David raised his hand, happy to have something to contribute. “It won’t fire. The bolt’s still open.”
“Jimmy Olsen gets a point,” Big Guy said.
“He was a photographer,” David said.
Big Guy fired off a glare that would have been funny if it wasn’t so friggin’ scary. “Don’t cross me, son,” he said. Then he winked.
Big Guy demonstrated the bolt release button on the left-hand side of the breech. “If this isn’t closed, the weapon won’t fire.” With the bolt closed, he turned and fired another round into the woods.
“So, that’s the exercise,” Big Guy said. “One round, drop the mag, insert a new one, seat the bolt, fire a round and drop the mag and seat a new one. We’re going to do this until you’re really tired of doing this.”

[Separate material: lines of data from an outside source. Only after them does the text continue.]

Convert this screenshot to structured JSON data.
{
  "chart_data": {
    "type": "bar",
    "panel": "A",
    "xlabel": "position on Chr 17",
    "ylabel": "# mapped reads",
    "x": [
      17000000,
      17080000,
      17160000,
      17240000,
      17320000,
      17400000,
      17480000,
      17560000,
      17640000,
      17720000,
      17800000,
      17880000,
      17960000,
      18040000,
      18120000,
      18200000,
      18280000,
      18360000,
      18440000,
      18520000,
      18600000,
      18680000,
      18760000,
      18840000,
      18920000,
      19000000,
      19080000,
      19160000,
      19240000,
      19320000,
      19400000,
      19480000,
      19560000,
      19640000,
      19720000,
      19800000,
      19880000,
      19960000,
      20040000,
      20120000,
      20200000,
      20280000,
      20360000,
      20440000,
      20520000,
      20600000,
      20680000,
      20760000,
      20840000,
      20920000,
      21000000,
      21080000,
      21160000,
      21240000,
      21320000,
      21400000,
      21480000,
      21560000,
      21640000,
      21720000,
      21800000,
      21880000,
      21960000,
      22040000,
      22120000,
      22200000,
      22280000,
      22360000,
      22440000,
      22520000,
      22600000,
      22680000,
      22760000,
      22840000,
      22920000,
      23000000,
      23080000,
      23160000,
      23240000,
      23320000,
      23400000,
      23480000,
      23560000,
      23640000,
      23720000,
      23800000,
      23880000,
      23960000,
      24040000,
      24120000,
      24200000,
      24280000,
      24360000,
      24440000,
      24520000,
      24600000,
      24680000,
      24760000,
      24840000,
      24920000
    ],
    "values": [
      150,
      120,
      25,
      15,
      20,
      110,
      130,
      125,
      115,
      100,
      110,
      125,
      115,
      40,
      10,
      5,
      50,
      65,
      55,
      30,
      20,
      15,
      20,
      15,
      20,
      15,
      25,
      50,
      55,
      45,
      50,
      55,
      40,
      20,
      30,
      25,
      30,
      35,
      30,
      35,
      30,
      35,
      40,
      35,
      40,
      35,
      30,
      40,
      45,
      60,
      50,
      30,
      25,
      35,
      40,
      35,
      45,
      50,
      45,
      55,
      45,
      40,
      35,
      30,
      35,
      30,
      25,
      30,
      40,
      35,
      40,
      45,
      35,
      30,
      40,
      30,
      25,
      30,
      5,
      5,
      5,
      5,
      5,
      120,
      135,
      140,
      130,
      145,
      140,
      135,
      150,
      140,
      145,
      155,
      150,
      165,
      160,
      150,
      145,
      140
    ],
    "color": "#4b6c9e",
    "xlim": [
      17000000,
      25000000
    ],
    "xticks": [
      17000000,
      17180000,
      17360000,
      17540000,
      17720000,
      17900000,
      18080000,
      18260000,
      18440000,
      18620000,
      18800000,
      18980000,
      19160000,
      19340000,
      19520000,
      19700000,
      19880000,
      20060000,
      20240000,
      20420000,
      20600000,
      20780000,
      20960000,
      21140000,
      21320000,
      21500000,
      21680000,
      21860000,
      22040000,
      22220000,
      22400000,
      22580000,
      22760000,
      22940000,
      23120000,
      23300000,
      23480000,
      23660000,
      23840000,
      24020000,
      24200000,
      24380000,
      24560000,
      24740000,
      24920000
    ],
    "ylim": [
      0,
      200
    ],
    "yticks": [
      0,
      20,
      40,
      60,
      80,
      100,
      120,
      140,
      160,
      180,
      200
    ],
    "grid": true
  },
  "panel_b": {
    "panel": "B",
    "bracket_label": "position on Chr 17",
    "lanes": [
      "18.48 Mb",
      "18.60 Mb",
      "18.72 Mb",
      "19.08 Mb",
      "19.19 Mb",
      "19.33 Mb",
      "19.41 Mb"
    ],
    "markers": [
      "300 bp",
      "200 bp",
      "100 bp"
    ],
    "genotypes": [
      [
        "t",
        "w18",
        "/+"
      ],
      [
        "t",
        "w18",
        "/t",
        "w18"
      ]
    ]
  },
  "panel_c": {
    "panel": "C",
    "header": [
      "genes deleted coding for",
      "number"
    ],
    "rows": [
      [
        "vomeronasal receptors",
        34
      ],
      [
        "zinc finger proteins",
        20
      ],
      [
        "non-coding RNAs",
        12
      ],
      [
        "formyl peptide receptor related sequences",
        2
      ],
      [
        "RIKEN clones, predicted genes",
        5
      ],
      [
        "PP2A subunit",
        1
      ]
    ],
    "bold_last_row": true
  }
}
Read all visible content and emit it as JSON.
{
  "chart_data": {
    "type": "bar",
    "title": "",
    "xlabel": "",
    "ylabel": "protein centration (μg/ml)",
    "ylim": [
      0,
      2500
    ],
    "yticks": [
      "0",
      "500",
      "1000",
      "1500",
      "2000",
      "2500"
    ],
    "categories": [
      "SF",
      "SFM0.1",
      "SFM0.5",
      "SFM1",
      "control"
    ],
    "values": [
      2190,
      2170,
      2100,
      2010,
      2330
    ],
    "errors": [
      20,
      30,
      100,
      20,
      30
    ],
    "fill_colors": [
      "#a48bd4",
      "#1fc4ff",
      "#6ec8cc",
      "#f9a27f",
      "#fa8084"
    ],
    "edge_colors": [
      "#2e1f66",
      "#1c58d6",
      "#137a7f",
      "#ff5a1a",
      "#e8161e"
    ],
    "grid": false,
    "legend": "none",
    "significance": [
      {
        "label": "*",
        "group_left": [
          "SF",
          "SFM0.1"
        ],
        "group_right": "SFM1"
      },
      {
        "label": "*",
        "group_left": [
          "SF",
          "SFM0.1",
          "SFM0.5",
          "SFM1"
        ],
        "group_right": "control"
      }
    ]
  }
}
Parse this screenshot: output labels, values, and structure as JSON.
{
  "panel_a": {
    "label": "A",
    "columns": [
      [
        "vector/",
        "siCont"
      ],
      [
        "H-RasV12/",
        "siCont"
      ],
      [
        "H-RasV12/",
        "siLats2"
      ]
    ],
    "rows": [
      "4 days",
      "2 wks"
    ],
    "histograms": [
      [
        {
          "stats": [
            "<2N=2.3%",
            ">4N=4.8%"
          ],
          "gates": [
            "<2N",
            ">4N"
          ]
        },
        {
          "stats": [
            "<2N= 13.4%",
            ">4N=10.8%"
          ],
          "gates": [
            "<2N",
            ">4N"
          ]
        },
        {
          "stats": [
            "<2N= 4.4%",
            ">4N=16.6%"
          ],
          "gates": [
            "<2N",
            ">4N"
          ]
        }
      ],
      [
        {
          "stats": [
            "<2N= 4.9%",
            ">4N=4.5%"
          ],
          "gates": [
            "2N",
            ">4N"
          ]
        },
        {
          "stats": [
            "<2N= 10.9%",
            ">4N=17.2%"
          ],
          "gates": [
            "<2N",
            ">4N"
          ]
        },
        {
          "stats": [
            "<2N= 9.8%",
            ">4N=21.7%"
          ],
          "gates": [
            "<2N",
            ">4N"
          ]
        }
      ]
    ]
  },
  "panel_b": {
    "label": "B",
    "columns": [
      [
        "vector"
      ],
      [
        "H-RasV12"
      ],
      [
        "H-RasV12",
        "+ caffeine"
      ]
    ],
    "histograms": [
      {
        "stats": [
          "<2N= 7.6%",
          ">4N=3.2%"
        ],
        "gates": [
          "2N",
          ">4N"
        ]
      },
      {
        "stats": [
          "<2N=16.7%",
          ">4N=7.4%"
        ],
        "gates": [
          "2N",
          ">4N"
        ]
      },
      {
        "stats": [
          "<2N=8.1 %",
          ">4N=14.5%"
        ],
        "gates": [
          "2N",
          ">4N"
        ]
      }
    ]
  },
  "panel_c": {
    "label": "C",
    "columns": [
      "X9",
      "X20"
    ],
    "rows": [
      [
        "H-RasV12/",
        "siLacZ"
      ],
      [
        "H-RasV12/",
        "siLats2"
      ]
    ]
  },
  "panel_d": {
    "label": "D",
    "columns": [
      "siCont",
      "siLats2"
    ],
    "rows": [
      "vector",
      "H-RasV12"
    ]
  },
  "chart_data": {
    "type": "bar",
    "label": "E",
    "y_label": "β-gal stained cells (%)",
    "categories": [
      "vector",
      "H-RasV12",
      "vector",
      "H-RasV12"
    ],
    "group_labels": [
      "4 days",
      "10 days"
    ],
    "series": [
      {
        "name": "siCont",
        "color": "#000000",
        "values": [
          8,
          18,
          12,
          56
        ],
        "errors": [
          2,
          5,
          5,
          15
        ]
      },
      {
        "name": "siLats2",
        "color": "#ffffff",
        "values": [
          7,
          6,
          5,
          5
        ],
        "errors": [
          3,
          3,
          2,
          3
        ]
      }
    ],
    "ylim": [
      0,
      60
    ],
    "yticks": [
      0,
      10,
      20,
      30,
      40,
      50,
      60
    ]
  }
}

Truer words had never been spoken.
By the time the exercise was done, David’s “dead time”—the interval between the last shot fired from one mag and the first shot fired from the next—was down to three seconds. Big Guy pronounced that to be survivable.
Who would not feel confident with such gushing words of encouragement?
“Dad, I’m scared,” Josef said.
“I know,” Nicholas said. The boy had only been awake for maybe fifteen minutes. Thankfully (tragically?), the drugs they’d used to knock them out were far more effective on a child than on an adult. “Try not to be.”